King of a Hundred Horsemen
by Marie Étienne
translated from the French by Marilyn Hacker
Farrar, Straus and Giroux, $25 (cloth)

Originally published in French in 2002, Marie Étienne’s King of a Hundred Horsemen, translated by Marilyn Hacker, occupies an odd position somewhere between poetry and prose, observation and memory, dramatic enunciation and factual report. Although the opening sequence evokes the Parisian poet’s upbringing in French Indochina, the book is constructed around a deliberate lack of any anchoring subjectivity; its voices (which include, among others, two characters enigmatically named “Ang” and “Lam,” two painters, a child, and citations from Eliot, Dostoyevsky, Paul Claudel, Marina Tsvetaeva, et al.) fragment, disappear, and recur, unsettling each other and the pronouns that might or might not name them.

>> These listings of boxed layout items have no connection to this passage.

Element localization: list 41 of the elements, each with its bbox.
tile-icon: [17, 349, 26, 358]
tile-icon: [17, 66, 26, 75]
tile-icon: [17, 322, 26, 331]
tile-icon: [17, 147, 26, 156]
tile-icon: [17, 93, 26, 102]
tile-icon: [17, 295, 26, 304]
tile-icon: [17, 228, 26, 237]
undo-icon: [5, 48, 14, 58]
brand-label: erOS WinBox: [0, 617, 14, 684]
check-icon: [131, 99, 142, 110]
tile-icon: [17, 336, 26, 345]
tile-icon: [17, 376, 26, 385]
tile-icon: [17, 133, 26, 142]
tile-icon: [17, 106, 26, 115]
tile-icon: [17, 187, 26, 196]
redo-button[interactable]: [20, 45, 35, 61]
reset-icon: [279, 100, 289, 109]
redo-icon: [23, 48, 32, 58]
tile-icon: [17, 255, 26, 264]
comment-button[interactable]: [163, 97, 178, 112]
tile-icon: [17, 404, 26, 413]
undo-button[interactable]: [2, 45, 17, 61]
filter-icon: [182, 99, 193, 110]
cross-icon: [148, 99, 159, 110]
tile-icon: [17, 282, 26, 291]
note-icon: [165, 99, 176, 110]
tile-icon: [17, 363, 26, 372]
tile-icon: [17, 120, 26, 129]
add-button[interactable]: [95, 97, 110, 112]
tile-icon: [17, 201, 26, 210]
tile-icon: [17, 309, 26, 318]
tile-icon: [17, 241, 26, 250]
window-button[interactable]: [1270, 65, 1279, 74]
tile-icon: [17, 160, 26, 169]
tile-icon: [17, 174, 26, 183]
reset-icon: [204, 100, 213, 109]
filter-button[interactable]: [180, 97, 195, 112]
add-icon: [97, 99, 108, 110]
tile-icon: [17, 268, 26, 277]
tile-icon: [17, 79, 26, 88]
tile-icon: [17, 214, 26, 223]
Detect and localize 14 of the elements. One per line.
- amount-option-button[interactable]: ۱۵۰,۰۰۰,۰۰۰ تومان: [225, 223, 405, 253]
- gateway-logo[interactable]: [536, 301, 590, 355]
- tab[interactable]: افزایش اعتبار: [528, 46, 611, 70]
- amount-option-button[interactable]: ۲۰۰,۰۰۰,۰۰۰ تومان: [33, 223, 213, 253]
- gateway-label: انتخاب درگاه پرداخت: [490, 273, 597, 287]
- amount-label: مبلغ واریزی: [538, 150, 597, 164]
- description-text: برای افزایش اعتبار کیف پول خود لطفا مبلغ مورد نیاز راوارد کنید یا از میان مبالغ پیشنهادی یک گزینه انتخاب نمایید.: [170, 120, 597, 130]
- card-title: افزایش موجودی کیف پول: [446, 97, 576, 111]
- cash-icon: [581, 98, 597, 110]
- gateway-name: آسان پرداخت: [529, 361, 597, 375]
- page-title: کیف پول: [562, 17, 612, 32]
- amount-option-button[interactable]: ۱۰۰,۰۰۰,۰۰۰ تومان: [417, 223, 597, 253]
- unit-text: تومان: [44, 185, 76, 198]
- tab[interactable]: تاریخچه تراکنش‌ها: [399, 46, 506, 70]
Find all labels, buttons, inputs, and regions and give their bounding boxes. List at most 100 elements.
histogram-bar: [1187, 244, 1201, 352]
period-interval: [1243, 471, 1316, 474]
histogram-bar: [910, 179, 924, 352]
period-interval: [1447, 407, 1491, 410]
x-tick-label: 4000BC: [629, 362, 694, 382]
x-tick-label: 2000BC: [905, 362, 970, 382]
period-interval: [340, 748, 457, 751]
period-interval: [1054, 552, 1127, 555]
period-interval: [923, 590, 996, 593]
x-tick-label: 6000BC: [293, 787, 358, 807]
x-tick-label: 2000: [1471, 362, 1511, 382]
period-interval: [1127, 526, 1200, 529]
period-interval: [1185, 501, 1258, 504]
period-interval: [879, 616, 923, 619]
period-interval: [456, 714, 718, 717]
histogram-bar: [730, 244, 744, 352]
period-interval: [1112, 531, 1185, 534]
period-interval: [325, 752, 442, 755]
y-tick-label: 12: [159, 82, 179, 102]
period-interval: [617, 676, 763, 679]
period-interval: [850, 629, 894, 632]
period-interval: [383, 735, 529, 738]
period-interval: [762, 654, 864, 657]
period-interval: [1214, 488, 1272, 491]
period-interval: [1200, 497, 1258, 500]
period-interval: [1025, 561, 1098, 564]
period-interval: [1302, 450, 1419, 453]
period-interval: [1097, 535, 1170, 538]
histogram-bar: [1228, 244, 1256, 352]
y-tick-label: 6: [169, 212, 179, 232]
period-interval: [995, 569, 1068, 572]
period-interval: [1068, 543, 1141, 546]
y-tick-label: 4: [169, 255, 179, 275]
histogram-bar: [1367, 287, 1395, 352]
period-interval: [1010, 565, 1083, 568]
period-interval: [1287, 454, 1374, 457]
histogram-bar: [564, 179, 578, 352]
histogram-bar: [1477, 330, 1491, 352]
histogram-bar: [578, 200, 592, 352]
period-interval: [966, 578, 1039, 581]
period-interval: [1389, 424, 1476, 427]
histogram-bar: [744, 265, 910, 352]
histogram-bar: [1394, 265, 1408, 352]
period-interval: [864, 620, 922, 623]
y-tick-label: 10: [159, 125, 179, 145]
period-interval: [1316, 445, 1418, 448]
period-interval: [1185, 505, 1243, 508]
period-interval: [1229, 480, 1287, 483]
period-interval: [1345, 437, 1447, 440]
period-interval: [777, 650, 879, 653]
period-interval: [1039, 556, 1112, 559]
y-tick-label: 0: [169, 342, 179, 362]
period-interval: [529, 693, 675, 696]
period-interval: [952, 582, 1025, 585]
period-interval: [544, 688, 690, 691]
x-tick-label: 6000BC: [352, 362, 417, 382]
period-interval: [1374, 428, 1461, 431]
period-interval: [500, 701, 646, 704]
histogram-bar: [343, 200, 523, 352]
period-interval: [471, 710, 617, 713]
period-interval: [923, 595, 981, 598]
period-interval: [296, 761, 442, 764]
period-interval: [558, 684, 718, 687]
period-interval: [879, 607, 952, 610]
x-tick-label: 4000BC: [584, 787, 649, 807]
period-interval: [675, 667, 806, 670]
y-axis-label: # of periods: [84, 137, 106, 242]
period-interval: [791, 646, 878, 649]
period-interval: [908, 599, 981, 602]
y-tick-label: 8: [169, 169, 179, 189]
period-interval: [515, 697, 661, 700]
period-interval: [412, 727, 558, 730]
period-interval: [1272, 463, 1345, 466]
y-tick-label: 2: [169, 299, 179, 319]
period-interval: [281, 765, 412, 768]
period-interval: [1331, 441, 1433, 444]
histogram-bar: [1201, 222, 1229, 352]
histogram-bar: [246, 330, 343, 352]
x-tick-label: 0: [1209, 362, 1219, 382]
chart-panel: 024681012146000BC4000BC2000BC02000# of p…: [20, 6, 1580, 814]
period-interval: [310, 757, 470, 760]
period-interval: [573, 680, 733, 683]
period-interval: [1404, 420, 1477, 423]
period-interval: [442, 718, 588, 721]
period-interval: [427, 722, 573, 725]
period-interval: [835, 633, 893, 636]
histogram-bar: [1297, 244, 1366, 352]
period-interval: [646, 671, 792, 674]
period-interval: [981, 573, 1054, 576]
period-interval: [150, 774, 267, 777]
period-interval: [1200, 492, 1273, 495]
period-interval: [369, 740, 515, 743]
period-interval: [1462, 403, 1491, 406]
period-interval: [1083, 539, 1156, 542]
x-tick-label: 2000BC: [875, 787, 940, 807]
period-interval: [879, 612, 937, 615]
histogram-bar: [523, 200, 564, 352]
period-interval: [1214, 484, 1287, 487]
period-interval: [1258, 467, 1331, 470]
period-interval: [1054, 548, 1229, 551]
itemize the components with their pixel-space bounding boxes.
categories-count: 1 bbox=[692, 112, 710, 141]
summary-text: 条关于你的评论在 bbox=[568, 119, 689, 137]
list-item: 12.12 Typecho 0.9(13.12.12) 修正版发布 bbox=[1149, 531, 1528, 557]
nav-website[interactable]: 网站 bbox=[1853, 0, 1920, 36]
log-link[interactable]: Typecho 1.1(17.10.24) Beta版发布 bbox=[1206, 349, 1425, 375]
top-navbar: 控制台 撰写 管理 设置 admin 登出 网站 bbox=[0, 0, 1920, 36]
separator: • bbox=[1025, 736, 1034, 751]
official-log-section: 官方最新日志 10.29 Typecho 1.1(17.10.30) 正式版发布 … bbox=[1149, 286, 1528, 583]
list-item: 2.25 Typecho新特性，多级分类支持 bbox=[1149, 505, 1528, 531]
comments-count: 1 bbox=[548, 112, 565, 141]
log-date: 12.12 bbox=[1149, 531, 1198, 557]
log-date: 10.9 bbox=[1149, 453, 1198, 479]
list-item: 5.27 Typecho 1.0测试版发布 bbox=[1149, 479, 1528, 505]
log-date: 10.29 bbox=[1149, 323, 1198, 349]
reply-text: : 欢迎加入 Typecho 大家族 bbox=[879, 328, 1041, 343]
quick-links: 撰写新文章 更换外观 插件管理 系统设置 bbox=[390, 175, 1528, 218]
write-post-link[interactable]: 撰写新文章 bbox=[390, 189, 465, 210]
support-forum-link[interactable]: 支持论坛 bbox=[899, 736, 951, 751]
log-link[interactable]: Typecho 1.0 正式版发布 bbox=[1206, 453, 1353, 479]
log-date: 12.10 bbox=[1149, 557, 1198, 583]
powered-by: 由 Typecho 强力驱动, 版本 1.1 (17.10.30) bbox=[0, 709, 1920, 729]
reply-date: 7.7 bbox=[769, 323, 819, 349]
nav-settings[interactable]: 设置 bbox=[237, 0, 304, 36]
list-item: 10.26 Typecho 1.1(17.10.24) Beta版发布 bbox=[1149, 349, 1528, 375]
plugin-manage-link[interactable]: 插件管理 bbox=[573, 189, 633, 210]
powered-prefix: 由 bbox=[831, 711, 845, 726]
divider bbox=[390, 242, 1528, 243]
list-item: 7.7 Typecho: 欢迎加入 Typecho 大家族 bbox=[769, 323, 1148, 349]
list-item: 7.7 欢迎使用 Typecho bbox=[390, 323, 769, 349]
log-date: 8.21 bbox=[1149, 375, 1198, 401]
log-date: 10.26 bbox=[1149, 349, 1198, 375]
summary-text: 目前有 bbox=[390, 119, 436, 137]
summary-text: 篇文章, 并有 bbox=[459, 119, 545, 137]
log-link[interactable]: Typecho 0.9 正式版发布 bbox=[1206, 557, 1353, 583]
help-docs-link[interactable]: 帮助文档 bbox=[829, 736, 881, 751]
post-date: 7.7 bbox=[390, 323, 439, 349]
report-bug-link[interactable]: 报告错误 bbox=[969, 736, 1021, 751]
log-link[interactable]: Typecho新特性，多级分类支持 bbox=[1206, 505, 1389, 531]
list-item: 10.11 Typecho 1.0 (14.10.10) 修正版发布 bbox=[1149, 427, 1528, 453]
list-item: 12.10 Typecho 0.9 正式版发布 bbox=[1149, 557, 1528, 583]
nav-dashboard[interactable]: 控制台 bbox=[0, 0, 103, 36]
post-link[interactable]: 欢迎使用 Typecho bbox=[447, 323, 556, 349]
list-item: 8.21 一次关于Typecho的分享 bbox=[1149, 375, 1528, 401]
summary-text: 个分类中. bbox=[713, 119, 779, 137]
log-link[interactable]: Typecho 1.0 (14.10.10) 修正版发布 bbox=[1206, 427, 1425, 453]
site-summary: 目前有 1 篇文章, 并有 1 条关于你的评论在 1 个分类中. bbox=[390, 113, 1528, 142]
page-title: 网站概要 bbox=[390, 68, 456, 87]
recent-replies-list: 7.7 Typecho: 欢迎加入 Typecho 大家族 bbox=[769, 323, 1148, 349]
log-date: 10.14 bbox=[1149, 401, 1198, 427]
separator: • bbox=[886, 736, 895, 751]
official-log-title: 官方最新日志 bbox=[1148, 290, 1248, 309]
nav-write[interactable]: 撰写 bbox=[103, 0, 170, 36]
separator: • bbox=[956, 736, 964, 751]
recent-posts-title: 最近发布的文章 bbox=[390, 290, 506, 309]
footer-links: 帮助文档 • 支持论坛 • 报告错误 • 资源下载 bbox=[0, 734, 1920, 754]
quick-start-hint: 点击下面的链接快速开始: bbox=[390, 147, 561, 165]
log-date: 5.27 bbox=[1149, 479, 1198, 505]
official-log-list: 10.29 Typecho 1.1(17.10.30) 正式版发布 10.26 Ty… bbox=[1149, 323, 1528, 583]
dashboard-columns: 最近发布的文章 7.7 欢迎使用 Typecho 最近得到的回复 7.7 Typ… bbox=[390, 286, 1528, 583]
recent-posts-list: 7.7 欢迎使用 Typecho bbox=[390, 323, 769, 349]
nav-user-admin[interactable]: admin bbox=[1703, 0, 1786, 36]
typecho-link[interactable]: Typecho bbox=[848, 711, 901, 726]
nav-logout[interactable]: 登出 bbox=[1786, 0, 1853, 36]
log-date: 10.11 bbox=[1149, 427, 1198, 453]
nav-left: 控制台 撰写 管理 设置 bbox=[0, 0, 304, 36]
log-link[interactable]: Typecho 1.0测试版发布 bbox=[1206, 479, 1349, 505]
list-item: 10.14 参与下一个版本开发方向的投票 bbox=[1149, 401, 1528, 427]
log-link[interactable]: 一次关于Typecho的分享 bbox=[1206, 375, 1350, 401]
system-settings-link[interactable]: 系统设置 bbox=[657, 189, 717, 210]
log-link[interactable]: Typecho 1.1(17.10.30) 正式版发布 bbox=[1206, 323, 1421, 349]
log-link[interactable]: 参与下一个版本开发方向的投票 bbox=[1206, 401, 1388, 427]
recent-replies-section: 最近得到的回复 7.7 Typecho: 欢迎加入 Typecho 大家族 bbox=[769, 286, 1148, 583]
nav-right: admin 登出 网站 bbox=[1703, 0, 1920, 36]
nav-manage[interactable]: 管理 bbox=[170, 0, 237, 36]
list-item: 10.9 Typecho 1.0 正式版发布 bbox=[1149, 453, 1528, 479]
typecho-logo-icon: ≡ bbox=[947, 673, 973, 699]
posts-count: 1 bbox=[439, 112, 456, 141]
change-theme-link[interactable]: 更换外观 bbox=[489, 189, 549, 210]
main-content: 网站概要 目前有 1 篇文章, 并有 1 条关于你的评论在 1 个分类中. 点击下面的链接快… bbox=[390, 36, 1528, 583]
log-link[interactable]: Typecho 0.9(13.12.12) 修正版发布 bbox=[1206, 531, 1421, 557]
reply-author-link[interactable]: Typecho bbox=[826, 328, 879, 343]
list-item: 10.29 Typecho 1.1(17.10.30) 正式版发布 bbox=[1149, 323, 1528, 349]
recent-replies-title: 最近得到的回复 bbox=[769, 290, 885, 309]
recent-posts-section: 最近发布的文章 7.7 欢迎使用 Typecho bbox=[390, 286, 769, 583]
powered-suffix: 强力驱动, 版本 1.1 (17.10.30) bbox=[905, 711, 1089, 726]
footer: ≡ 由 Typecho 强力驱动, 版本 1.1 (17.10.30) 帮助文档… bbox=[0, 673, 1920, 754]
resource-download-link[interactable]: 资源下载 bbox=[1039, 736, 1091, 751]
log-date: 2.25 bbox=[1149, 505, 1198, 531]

But like the character of the child, who in the poem’s final section can assume the position of the poet herself and simply “take” “the words, the birds, the winds,” King of a Hundred Horsemen maintains a steady tone of quiet witness, advancing its own fabulous construction—the book is a series of one hundred sections (section titles themselves included in the count), each section a fourteen-line sonnet in prose—calmly and gracefully, even as this construction shifts and scatters. Hacker’s translation, selected for the first Robert Fagles Translation Prize in 2007, does nothing to shore up the work in its new language. Often but not always faithful to the letter of Étienne’s writing, Hacker maintains a certain flatness, or several flatnesses, which suit themselves equally to a history of murder or the mating habits of birds, while also allowing the ambiguities of translation to persist and multiply. The experience of the book finally becomes that of one of Étienne’s voices: “All the same, Ang marveled, the house belongs to me, it expands when I explore it, constantly pushing the wall.” King of a Hundred Horsemen itself expands constantly and exponentially, its senses and resonances moving outward and upward not only in translation, but again with the pressure of each reading.